Ignition Cloud Edition
Though Ignition has been available on the cloud for years now, at ICC 2022 Gould announced the availability of Ignition Cloud, a custom-tailored version of the software designed specifically for use in the cloud and which is available through AWS and Azure container technology.
"You don’t download Ignition Cloud,” said Gould. “You get it through the cloud provider with no upfront license and you pay as you go for ease of scalability.”
Because Ignition is meant to be modified and built upon by the end user, it can't be effectively supported as a pure SaaS (software as a service) product.

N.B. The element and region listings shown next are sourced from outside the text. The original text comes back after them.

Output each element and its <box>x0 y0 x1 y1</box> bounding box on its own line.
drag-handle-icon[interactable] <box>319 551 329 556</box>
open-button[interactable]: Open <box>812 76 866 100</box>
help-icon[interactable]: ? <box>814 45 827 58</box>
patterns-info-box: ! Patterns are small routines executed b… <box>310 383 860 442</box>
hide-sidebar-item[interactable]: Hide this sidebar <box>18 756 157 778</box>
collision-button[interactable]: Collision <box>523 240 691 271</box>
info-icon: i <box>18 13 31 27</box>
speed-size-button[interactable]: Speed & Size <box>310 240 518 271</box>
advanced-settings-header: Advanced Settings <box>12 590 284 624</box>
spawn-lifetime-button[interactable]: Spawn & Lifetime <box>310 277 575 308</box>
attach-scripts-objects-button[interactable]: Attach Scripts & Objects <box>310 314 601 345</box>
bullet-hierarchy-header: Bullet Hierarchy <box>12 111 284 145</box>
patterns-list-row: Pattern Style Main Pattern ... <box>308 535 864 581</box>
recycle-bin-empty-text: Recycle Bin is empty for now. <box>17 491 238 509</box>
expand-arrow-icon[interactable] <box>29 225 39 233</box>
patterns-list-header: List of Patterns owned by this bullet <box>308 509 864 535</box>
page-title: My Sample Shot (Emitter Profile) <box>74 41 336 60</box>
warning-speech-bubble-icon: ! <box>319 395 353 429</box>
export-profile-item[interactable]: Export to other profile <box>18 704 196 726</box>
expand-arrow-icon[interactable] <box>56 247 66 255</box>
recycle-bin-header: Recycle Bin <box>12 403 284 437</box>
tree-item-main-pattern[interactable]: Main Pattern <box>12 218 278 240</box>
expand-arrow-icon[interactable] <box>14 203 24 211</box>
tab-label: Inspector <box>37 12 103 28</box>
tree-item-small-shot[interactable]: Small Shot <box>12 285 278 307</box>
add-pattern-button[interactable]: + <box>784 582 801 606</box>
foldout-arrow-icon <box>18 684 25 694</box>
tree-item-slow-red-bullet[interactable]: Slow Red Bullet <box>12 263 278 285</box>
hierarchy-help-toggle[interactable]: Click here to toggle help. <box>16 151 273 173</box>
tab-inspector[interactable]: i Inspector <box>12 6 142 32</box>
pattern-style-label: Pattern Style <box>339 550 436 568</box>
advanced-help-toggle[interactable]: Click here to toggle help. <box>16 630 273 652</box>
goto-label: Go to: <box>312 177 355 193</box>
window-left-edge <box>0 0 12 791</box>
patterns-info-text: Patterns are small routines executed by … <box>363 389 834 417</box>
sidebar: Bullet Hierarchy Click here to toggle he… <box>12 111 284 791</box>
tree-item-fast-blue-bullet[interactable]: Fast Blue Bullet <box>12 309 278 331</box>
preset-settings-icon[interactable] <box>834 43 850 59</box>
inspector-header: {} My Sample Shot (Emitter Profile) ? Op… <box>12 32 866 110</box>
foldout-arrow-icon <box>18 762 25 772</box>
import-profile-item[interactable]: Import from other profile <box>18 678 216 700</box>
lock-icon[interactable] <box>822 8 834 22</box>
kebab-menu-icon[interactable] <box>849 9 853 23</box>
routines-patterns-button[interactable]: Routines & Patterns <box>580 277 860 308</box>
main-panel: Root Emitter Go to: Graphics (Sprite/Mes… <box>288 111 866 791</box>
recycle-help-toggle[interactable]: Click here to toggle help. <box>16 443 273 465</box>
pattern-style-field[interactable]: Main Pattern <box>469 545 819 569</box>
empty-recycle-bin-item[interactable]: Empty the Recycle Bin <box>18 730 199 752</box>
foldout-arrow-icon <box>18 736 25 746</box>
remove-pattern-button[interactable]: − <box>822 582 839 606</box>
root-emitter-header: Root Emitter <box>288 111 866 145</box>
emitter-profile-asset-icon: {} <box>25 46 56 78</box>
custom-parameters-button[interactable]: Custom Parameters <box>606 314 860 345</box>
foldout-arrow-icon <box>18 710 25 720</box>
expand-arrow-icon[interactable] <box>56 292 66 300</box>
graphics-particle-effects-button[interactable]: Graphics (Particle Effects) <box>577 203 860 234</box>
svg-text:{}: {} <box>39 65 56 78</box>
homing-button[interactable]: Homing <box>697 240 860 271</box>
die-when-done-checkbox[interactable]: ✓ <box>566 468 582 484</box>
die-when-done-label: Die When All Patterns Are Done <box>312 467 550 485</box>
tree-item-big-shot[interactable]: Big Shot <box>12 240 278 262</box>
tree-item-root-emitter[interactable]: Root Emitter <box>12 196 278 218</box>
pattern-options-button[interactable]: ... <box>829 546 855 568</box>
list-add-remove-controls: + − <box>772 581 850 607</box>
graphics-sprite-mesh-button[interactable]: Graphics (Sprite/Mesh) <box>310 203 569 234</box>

"Ignition is meant to be a toolkit that an end-user or integrator uses to build their solution." said Cox. "We want customers to deploy that in their own environment. For the most part, Ignition is deployed on-premise. However, deploying Ignition to the cloud can provide a lot of benefits, especially for providing enterprise dashboards. Ignition Cloud Edition is designed to make it easier to use in the cloud, especially for elastic deployments. If we hosted Ignition in the cloud for the customer, we would just simply be making it easier to spin up Ignition. The customer would still have to build their solution using our designer. We are just not interested in that model. However, there are companies who are providing Platform as a Service (PaaS) for Ignition, such as 4IR, and we highly encourage it since most customers don't have cloud expertise. 4IR can ensure best practices for security and compliance with 21 CFR 11 or GAMP. We just want to focus on the Ignition platform. In the future if we get into SaaS, it would be services that augment Ignition installations, such as cloud alarm notification or historian services."

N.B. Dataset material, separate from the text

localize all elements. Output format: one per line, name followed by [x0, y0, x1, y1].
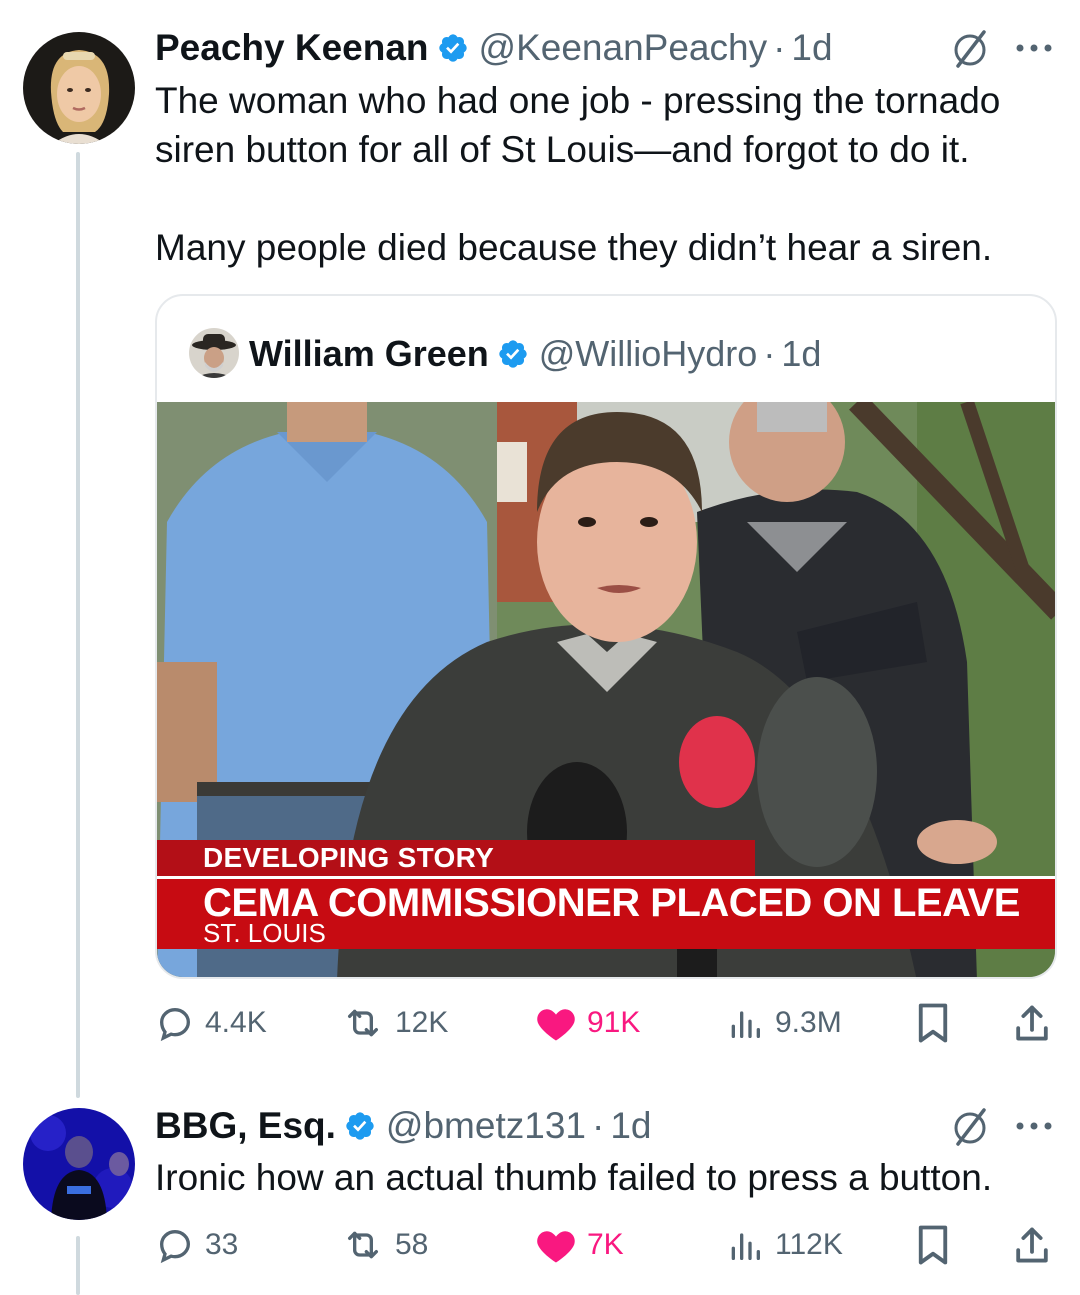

Ignition Cloud has no direct data acquisition drivers, but cloud connector modules for connectivity with document databases, message queues, key value stores, etc. are available, Gould explained further. He clarified that Ignition Cloud is not Ignition via SaaS. “We think on-premises software is important for control apps, but hybrid environments (on-premises and cloud-based) are good for applications like data storage and compute and access to machine learning models.” Such applications are what Ignition Cloud is intended for.